The Viking Sun’s first passengers will get to relax in the spa’s saunas and cool down in the chilling Snow Room. They’ll have their waffles with Norwegian brown cheese before the fireplace in the Explorer’s Lounge each morning. They’ll even see one of the barrels on display in the Living Room on Viking Sun. But they won’t get to taste the liquid fruit of their trailblazing sailing. Before the linje aquavit can be sampled, the casks must be offloaded in Bergen, Norway, after the world cruise passengers disembark in May. The aquavit will then be processed and bottled at the Atlungstad Distillery, where it began its distillation process in Spanish sherry casks, before being returned to the bars of Viking Sun.

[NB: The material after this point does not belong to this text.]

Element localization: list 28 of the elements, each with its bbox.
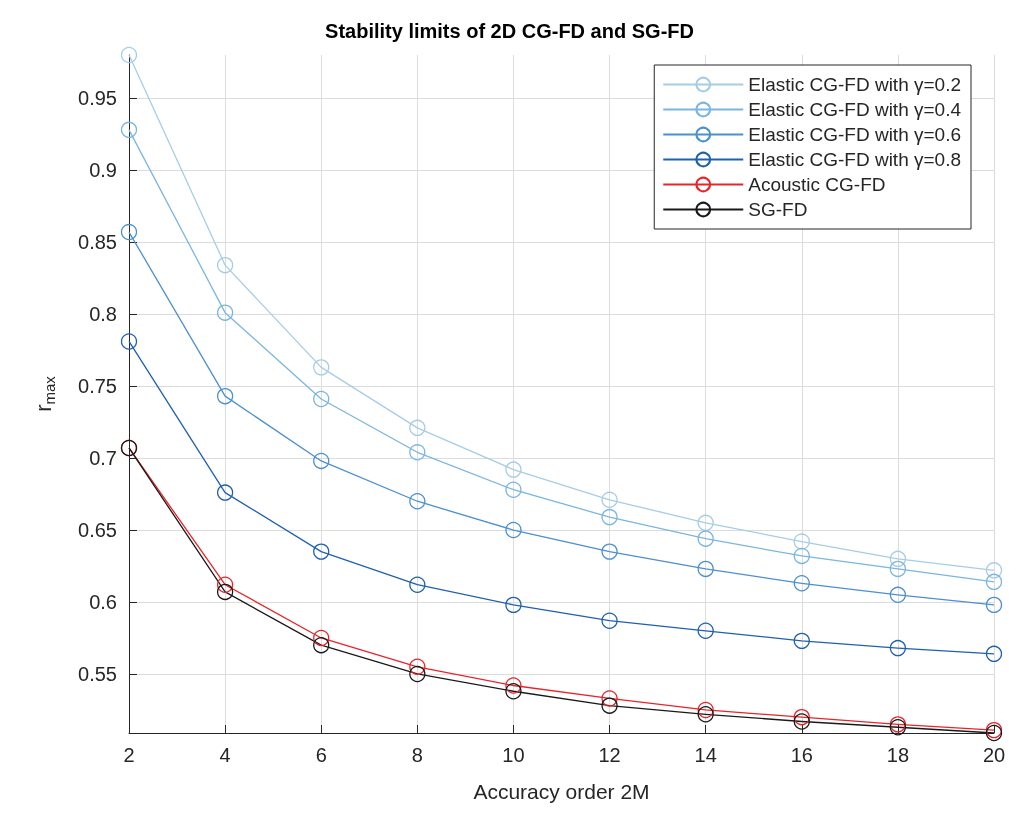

Passengers on the upcoming 2019 and 2020 World Cruises on Viking Sun will get to order the linje aquavit, which can be served neat as a warming spirit on cold nights, paired with gorgeously smoked Norwegian salmon (available across the ship, including the dining room’s breakfast menu and in tea sandwiches served in the sunny glass-enclosed Wintergarden each afternoon), and mixed into handcrafted cocktails, such as the Viking Royal, in which aquavit is blended with sparkling wine and lime juice.

The line’s Norwegian chairman, Torstein Hagen, has a special relationship with the ancestral spirit of his forefathers, and so does the ship itself. Instead of being christened with the traditional bottle of champagne, Viking Sun was blessed with a bottle of Gammel Opland aquavit, Hagen’s mother’s favorite, which is one of the many aquavits the current world cruisers can choose as they sail toward London—those, too, will have made it around the world.